RE: BioGUIDs and the Internet Analogy

I think we just need to be clear that there are on the one hand the BioGUIDs themselves and how they are created/assigned and on the other hand is the method to find them later by someone else. On the Internet there are IP addresses and how they are assigned (albeit potentially dynamically) and the method for someone else to find them. Rarely do you get Internet references given as an IP address (http://157.140.2.10) (certainly one reason is that they can be dynamic) but rather as URLs (http://www.tdwg.org) that are then resolved through the domain resolution process.

This approach enables the two things (number and name) to be managed separately, yet linked together.

Don't we need the same two mechanisms for BioGUIDs? Does the LSID spec address both parts of this? I guess I had better get over there and read the whole thing.

Regarding:
>>IP addresses are in no way persistent.
>>IP addresses are not globally unique. [But they are unique on the Internet]

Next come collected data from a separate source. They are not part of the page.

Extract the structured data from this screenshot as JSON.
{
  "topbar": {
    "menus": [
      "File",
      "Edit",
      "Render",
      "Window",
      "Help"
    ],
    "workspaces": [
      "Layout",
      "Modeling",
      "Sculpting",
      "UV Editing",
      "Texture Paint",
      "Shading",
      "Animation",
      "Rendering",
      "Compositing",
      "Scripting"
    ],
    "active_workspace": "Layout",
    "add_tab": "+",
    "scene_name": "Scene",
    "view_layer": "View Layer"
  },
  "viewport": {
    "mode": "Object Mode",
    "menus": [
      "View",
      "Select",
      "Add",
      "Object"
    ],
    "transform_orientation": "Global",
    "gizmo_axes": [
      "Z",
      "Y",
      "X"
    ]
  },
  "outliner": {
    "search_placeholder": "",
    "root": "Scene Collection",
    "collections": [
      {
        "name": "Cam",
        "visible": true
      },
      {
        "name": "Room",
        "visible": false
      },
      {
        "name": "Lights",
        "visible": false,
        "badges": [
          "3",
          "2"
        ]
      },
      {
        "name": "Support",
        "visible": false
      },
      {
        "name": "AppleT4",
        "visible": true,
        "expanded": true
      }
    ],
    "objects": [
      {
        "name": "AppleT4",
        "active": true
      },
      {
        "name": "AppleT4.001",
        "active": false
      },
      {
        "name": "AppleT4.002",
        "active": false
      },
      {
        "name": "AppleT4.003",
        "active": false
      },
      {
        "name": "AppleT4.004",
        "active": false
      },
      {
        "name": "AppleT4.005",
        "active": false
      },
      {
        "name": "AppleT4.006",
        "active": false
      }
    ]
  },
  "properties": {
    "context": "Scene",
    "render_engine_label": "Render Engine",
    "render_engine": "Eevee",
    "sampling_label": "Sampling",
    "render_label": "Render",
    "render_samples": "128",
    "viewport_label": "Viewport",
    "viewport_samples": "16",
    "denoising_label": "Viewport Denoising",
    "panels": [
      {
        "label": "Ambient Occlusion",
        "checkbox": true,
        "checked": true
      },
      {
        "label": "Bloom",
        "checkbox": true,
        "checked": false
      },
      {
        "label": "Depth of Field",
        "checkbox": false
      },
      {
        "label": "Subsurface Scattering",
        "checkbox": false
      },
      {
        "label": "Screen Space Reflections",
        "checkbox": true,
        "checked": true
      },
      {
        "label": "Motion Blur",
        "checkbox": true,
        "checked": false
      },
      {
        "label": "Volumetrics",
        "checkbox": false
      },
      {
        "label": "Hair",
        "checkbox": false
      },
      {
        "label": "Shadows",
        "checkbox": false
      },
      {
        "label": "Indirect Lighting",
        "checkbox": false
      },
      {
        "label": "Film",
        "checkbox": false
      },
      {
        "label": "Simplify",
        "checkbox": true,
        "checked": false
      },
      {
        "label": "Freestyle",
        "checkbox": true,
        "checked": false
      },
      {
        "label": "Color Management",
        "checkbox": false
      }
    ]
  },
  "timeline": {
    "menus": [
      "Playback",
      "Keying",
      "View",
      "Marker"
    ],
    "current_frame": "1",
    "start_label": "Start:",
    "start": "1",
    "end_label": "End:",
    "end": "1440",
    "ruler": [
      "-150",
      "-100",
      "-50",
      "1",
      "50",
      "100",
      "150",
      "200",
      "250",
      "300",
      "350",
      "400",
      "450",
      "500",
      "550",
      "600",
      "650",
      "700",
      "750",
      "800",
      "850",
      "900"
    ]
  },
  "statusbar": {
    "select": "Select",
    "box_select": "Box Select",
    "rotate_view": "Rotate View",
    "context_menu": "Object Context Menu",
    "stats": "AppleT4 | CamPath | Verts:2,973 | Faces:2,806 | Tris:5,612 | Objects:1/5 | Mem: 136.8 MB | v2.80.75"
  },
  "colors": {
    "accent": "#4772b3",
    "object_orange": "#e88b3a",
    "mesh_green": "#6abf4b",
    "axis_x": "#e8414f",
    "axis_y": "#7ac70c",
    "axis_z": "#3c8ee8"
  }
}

Making analogies is tough because the details of the example can get in the way, as in this case. IP addresses have several attributes. The point is not whether IP addresses are analogous to BioGUIDs on the attributes of static/changeable or universality. The point is that the IP is analagous because it is a cryptic non-intelligible and unique number used to locate another network device by a machine that starts out with no idea where it is. That's the analogy - that IP and BioGUIDs are unique, nonintelligible (ie. semantically opaque) strings of characters/numbers.

The issue is how in the world to you find the BioGUID you are trying to get to? Do you just use the nonintelligible string? Or do we want somewhat intelligible names as pointers to the nonintelligible?

Regarding:
>>The number of organizations to be issued Bio GUIDs surely is several orders of magnitude less than those to be issued IPv6 addresses.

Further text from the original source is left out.